The applicant, Tumelo Paul Lehlabi, is the registered owner and occupier of unit 55 in the Soldonne Village sectional title scheme in Pretoria. The respondent body corporate, acting through its trustees and managing agent, disconnected the electricity supply to the applicant's unit because she was in arrears with levies. The respondent had circulated a letter to owners in arrears stating that accounts had to be reduced to below R5 000 by 7 March 2024, failing which electricity would be terminated immediately, and that reconnection would require payment of 60% of the total arrears plus a payment arrangement for the balance. The respondent alleged that the applicant owed R22 186.36 in arrear levies. The applicant acknowledged arrears but disputed aspects of her account, alleging duplicate invoices, unexplained estimated rates charges, and fines imposed without warning. She sought urgent relief under the CSOS Act compelling reconnection of her electricity supply. Before adjudication, the Gauteng Provincial Ombud warned the respondent, with reference to Queensgate Body Corporate v Claassen, that disconnecting electricity without a court order is unlawful, but the electricity was not reconnected.

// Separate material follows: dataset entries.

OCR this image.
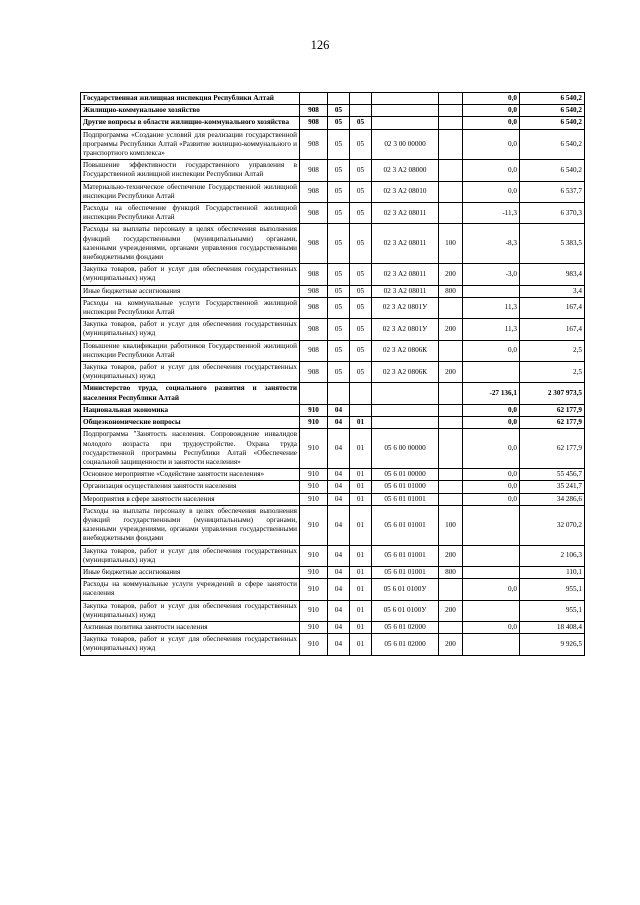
126
Государственная жилищная инспекция Республики Алтай						0,0	6 540,2
Жилищно-коммунальное хозяйство	908	05				0,0	6 540,2
Другие вопросы в области жилищно-коммунального хозяйства	908	05	05			0,0	6 540,2
Подпрограмма «Создание условий для реализации государственной программы Республики Алтай «Развитие жилищно-коммунального и транспортного комплекса»	908	05	05	02 3 00 00000		0,0	6 540,2
Повышение эффективности государственного управления в Государственной жилищной инспекции Республики Алтай	908	05	05	02 3 А2 08000		0,0	6 540,2
Материально-техническое обеспечение Государственной жилищной инспекции Республики Алтай	908	05	05	02 3 А2 08010		0,0	6 537,7
Расходы на обеспечение функций Государственной жилищной инспекции Республики Алтай	908	05	05	02 3 А2 08011		-11,3	6 370,3
Расходы на выплаты персоналу в целях обеспечения выполнения функций государственными (муниципальными) органами, казенными учреждениями, органами управления государственными внебюджетными фондами	908	05	05	02 3 А2 08011	100	-8,3	5 383,5
Закупка товаров, работ и услуг для обеспечения государственных (муниципальных) нужд	908	05	05	02 3 А2 08011	200	-3,0	983,4
Иные бюджетные ассигнования	908	05	05	02 3 А2 08011	800		3,4
Расходы на коммунальные услуги Государственной жилищной инспекции Республики Алтай	908	05	05	02 3 А2 0801У		11,3	167,4
Закупка товаров, работ и услуг для обеспечения государственных (муниципальных) нужд	908	05	05	02 3 А2 0801У	200	11,3	167,4
Повышение квалификации работников Государственной жилищной инспекции Республики Алтай	908	05	05	02 3 А2 0806К		0,0	2,5
Закупка товаров, работ и услуг для обеспечения государственных (муниципальных) нужд	908	05	05	02 3 А2 0806К	200		2,5
Министерство труда, социального развития и занятости населения Республики Алтай						-27 136,1	2 307 973,5
Национальная экономика	910	04				0,0	62 177,9
Общеэкономические вопросы	910	04	01			0,0	62 177,9
Подпрограмма "Занятость населения. Сопровождение инвалидов молодого возраста при трудоустройстве. Охрана труда государственной программы Республики Алтай «Обеспечение социальной защищенности и занятости населения»	910	04	01	05 6 00 00000		0,0	62 177,9
Основное мероприятие «Содействие занятости населения»	910	04	01	05 6 01 00000		0,0	55 456,7
Организация осуществления занятости населения	910	04	01	05 6 01 01000		0,0	35 241,7
Мероприятия в сфере занятости населения	910	04	01	05 6 01 01001		0,0	34 286,6
Расходы на выплаты персоналу в целях обеспечения выполнения функций государственными (муниципальными) органами, казенными учреждениями, органами управления государственными внебюджетными фондами	910	04	01	05 6 01 01001	100		32 070,2
Закупка товаров, работ и услуг для обеспечения государственных (муниципальных) нужд	910	04	01	05 6 01 01001	200		2 106,3
Иные бюджетные ассигнования	910	04	01	05 6 01 01001	800		110,1
Расходы на коммунальные услуги учреждений в сфере занятости населения	910	04	01	05 6 01 0100У		0,0	955,1
Закупка товаров, работ и услуг для обеспечения государственных (муниципальных) нужд	910	04	01	05 6 01 0100У	200		955,1
Активная политика занятости населения	910	04	01	05 6 01 02000		0,0	18 408,4
Закупка товаров, работ и услуг для обеспечения государственных (муниципальных) нужд	910	04	01	05 6 01 02000	200		9 926,5
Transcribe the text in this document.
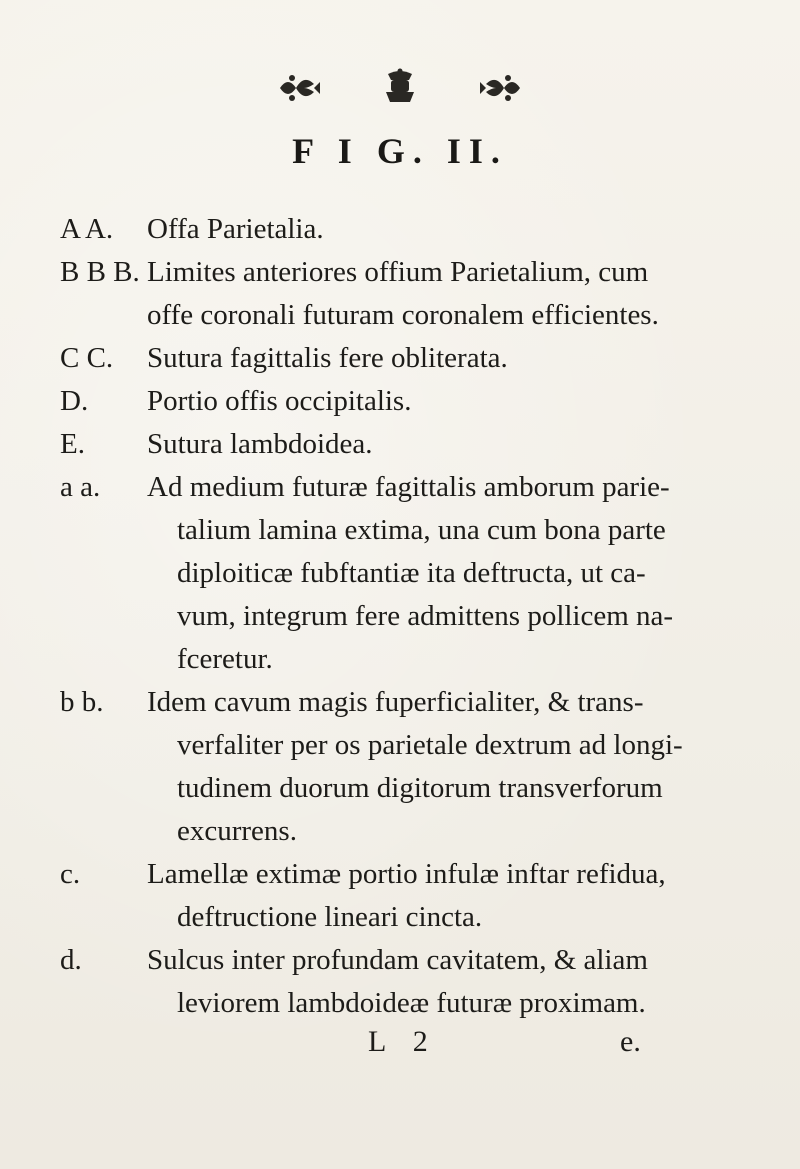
F I G. II.
A A.	Offa Parietalia.
B B B. Limites anteriores offium Parietalium, cum
offe coronali futuram coronalem efficientes.
C C.	Sutura fagittalis fere obliterata.
D.	Portio offis occipitalis.
E.	Sutura lambdoidea.
a a.	Ad medium futuræ fagittalis amborum parie-
talium lamina extima, una cum bona parte
diploiticæ fubftantiæ ita deftructa, ut ca-
vum, integrum fere admittens pollicem na-
fceretur.
b b.	Idem cavum magis fuperficialiter, & trans-
verfaliter per os parietale dextrum ad longi-
tudinem duorum digitorum transverforum
excurrens.
c.	Lamellæ extimæ portio infulæ inftar refidua,
deftructione lineari cincta.
d.	Sulcus inter profundam cavitatem, & aliam
leviorem lambdoideæ futuræ proximam.
L 2	e.
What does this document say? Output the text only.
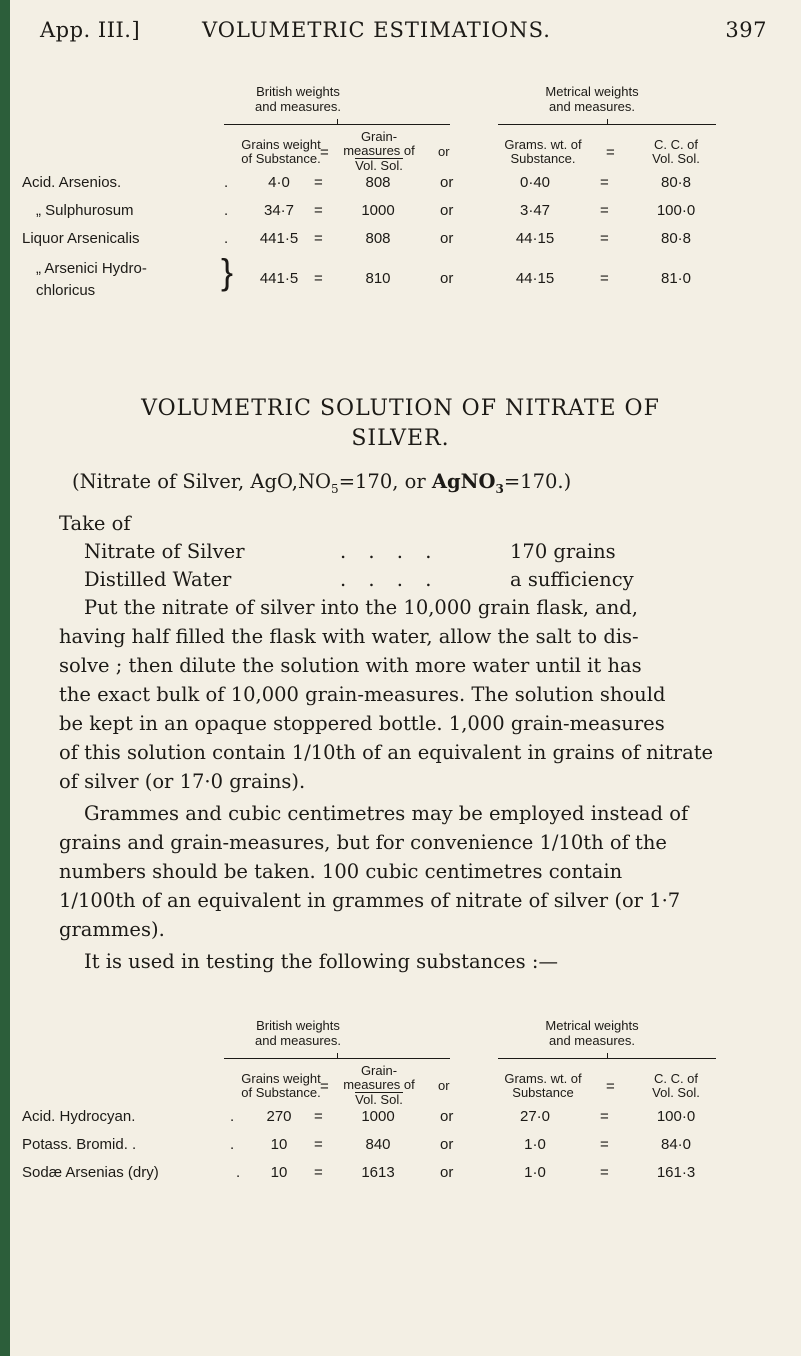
App. III.]	VOLUMETRIC ESTIMATIONS.	397
British weights
and measures.
Metrical weights
and measures.
Grains weight
of Substance. =
Grain-
measures of
Vol. Sol.
or	Grams. wt. of
Substance.	=	C. C. of
Vol. Sol.
Acid. Arsenios.	.	4·0	=	808	or	0·40	=	80·8
„ Sulphurosum	.	34·7	=	1000	or	3·47	=	100·0
Liquor Arsenicalis	.	441·5	=	808	or	44·15	=	80·8
„ Arsenici Hydro-
chloricus	}	441·5	=	810	or	44·15	=	81·0
VOLUMETRIC SOLUTION OF NITRATE OF
SILVER.
(Nitrate of Silver, $AgO,NO_5=170$, or AgNO$_3$=170.)
Take of
Nitrate of Silver	. . . .	170 grains
Distilled Water	. . . .	a sufficiency
Put the nitrate of silver into the 10,000 grain flask, and,
having half filled the flask with water, allow the salt to dis-
solve ; then dilute the solution with more water until it has
the exact bulk of 10,000 grain-measures. The solution should
be kept in an opaque stoppered bottle. 1,000 grain-measures
of this solution contain 1/10th of an equivalent in grains of nitrate
of silver (or 17·0 grains).
Grammes and cubic centimetres may be employed instead of
grains and grain-measures, but for convenience 1/10th of the
numbers should be taken. 100 cubic centimetres contain
1/100th of an equivalent in grammes of nitrate of silver (or 1·7
grammes).
It is used in testing the following substances :—
British weights
and measures.
Metrical weights
and measures.
Grains weight
of Substance. =
Grain-
measures of
Vol. Sol.
or	Grams. wt. of
Substance	=	C. C. of
Vol. Sol.
Acid. Hydrocyan.	.	270	=	1000	or	27·0	=	100·0
Potass. Bromid. .	.	10	=	840	or	1·0	=	84·0
Sodæ Arsenias (dry)	.	10	=	1613	or	1·0	=	161·3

The urgent application was upheld. The respondent and its managing agent were ordered to reinstate the electricity supply to the applicant's section 55 by 5 p.m. on 28 March 2024; to bear all costs related to reconnection, with no reconnection costs payable by the applicant; and to refrain in future from terminating or blocking the electricity supply to the applicant's section unless and until a court order authorising such action is obtained. There was no order as to costs of the proceedings.
A body corporate's disconnection of electricity to a unit owner's section for non-payment of levies, without a court order, is unlawful. Electricity supply to a sectional title unit is an incident of possession or quasi-possession of the property, and unlawful interference with that supply is remediable by spoliation-style relief. Accordingly, the proper remedy is immediate restoration of supply, while any underlying levy dispute must be resolved separately through lawful court or CSOS proceedings.
The adjudicator noted the respondent's financial difficulties and the applicant's acknowledgment of arrears, as well as her complaints about duplicate invoices, estimated rates, and fines without warning, but these matters were not determinative of the urgent spoliation relief. The order also included a prospective direction that the respondent refrain from future disconnections absent a court order, reflecting the adjudicator's broader caution against similar unlawful conduct.
The decision reaffirms in the community schemes context that a body corporate may not use self-help by disconnecting electricity to enforce payment of levies. It confirms the availability of urgent CSOS relief to restore electricity supply and underscores that disputes about arrear levies must be pursued through lawful adjudicative processes rather than unilateral deprivation of essential services. The case is important as a practical application of spoliation principles within sectional title governance under the CSOS Act.